The DPO is updating the Record of Processing under Article 30 of the GDPR for 2026. Two of the firm's tools now have AI components. The DPO needs to be able to record: which AI providers are sub-processors, where they process data, what their AI Act status is, and what the human-oversight design is for each AI feature. A vendor that has published this information saves the DPO a back-and-forth; a vendor that hasn't, costs the DPO a week of email.

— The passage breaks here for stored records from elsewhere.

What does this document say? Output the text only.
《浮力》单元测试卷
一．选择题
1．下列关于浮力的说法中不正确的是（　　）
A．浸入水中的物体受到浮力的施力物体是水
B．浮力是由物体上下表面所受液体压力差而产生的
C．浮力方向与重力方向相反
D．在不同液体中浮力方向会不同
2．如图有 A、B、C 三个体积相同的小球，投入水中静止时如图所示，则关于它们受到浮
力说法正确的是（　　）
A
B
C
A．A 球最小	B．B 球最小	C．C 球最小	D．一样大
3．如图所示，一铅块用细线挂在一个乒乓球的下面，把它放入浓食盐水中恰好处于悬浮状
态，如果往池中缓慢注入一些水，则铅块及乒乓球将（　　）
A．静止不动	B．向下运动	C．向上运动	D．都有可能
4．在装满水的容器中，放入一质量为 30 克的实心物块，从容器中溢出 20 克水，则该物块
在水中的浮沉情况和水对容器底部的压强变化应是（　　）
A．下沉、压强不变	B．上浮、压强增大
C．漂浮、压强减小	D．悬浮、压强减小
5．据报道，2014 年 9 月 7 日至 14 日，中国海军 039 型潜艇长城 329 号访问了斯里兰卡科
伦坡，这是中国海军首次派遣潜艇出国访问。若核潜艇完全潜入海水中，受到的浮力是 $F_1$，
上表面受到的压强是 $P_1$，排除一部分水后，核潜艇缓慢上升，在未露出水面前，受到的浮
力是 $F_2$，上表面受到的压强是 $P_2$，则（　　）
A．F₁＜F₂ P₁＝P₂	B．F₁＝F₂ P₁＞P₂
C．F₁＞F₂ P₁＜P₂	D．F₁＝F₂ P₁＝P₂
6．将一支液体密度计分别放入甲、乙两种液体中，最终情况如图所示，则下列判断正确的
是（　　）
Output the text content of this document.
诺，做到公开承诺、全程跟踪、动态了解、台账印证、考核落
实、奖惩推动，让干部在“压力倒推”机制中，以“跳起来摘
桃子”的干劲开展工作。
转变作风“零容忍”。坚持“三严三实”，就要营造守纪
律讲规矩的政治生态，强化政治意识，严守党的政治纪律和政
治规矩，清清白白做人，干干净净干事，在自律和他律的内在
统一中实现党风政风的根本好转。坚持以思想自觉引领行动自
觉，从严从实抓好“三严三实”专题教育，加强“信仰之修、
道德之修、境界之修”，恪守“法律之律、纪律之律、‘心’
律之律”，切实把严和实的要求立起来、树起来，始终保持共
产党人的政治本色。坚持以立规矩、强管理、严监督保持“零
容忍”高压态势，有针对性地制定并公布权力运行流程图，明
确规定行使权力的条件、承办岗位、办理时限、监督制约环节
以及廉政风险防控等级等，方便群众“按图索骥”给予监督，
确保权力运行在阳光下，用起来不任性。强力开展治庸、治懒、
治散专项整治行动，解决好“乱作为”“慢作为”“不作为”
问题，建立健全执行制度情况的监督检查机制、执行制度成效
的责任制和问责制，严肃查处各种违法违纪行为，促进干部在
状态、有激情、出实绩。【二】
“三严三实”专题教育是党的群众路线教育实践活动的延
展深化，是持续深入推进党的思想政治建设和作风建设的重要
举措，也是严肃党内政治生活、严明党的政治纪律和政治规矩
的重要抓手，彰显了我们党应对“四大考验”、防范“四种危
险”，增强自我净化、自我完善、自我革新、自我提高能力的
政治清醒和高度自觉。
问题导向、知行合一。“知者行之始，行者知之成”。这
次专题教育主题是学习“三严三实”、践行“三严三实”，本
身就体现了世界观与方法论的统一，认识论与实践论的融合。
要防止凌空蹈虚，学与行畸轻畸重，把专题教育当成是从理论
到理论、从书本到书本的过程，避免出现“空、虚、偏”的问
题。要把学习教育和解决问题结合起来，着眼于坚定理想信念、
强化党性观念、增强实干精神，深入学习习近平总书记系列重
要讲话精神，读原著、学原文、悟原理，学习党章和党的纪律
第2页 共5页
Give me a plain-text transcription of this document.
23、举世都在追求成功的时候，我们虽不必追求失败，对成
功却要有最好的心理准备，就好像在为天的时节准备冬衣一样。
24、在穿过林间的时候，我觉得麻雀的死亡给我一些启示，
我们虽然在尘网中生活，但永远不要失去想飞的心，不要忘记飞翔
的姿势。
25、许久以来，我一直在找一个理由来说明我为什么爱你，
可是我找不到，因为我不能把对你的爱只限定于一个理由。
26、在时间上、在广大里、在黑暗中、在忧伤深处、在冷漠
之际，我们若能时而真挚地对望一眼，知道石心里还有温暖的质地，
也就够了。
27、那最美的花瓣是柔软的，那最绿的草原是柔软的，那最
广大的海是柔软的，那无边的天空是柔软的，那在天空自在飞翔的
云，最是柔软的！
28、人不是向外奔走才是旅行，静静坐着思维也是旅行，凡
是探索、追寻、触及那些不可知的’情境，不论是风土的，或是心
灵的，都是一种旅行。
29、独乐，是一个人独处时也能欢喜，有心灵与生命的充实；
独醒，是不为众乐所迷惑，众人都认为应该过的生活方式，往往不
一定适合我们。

A Madrid SMB owner reading the news cycle

The owner sees a finance-press headline about "the EU AI Act crackdown coming in August" and asks whether their tools are at risk. The honest answer is: the tools they use for OCR are not Annex III, so no, not directly. But the same question is also an invitation to ask the vendor for the transparency-receipt — because the right thing to want from your tax tool is the same thing the AI Act will increasingly require.

What TaxItEasy is doing

The transparency-receipt for the AI components in our pipeline lives in three places:

  • The Help center documents exactly what the AI reads and extracts, how the confidence scoring works, and what to do when the OCR extracted the wrong fields. Human oversight is in the product by design: every extraction is a suggestion the user can correct.
  • The sub-processor list (our-sub-processors) names every AI provider in our pipeline, where they run, and what the contractual data-retention regime is. As of the date of this article, our LLM provider's contractual default for retention is up to 30 days for safety monitoring; the zero-retention addendum we want is in negotiation. We have committed to updating the sub-processor page when that addendum is signed.
  • The data-residency page (where is my data stored) documents that the platform itself runs in DigitalOcean's Frankfurt region (FRA1), with managed PostgreSQL and DigitalOcean Spaces (S3-compatible object storage) all EU-resident. The AI processing step is a separate consideration — that data leaves the platform to the LLM provider — and is disclosed in the sub-processor list, not buried.

We are not making AI Act compliance claims that we cannot back up. The internal honest position: as a SaaS provider whose AI features are not on Annex III, the August 2026 obligations that fall directly on us are mostly the transparency, documentation and human-oversight ones, and those are obligations we treated as design requirements before the AI Act forced the matter.